Training: The models are trained using labeled data, which includes sensor data (e.g., from cameras, radar) and corresponding ground truth.
Testing: Accuracy is computed on a separate labeled test set.
Example: If the model has 90% accuracy, it means that the object recognition is correct for 90% of the test inputs.
Failure Rate
Definition: Failure rate tracks the frequency of crashes or fatalities involving autonomous vehicles.
Measurement Units: per 1,000 rides, per million miles, or per month.
Mileage
Definition: Mileage is a measure of how many miles an autonomous vehicle has driven, which provides data on the software's real-world performance over time.
Importance: The more miles an AV drives, the more data it accumulates to improve its algorithms, reduce failure rates, and increase reliability.
Example: Waymo's vehicles have accumulated over 15 billion autonomously driven miles in simulation and over 20 million real-world miles on public roads. Such data is used to demonstrate the safety and reliability of AV software.

Risks and challenges¶

The streetlight effect: A known observational bias.

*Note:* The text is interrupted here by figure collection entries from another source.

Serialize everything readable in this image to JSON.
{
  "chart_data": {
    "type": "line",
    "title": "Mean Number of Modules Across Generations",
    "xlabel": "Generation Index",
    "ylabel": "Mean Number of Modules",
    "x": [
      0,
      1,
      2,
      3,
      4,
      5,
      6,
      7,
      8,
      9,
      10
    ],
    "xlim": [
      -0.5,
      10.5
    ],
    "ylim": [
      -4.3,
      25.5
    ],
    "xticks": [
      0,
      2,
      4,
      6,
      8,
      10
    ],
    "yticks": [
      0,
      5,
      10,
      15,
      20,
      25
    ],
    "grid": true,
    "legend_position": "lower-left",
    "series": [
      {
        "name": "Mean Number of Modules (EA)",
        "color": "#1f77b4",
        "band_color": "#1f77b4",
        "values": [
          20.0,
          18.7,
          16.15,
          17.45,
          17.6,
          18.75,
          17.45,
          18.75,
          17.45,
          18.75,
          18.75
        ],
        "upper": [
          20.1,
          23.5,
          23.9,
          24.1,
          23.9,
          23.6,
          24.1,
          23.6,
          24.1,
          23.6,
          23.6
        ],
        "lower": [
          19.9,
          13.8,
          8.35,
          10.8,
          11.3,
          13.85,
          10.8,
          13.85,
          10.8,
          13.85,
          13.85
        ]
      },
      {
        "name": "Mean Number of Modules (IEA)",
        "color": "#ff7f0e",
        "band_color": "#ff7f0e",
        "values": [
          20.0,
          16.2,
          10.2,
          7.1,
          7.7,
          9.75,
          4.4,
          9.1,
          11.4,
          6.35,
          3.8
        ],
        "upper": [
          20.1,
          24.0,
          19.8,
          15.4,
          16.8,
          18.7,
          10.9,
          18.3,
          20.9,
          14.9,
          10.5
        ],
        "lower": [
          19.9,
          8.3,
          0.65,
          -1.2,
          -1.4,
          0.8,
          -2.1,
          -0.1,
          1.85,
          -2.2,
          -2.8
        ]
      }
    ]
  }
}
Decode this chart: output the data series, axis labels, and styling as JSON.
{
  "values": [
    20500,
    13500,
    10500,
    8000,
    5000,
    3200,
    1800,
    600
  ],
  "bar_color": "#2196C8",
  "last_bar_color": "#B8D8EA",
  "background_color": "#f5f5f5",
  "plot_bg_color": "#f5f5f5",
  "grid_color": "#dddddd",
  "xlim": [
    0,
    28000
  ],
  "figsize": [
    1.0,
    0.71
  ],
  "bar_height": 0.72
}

People tend to look for something only where it’s easiest to do so.
Making inferences: Provide a theory (from domain knowledge, independent of data), Show correlation, Demonstrate ability to predict new cases (replicate/validate)
Spurious Correlations:
- Confounding variables.
- Berkson's paradox: when a dataset is biased or filtered in a certain way.
- Survivorship bias: occurs when only the successes (or survivors) are considered in analysis. WWII plane example: focus on the areas without bullet holes.
Measurement Reliability: The goal is to reduce uncertainty and increase consistency in measurements, which often requires multiple observations to account for variability.

Metrics and incentives¶

Goodhart’s Law: When a measure becomes a target, it can lose its effectiveness as a measure (e.g., focusing solely on lines of code might encourage bad coding practices).
Incentivizing Productivity: Basing developer rewards on metrics (like number of bugs fixed or lines of code written) can lead to undesirable behaviors, such as writing unnecessary code or overlooking bugs.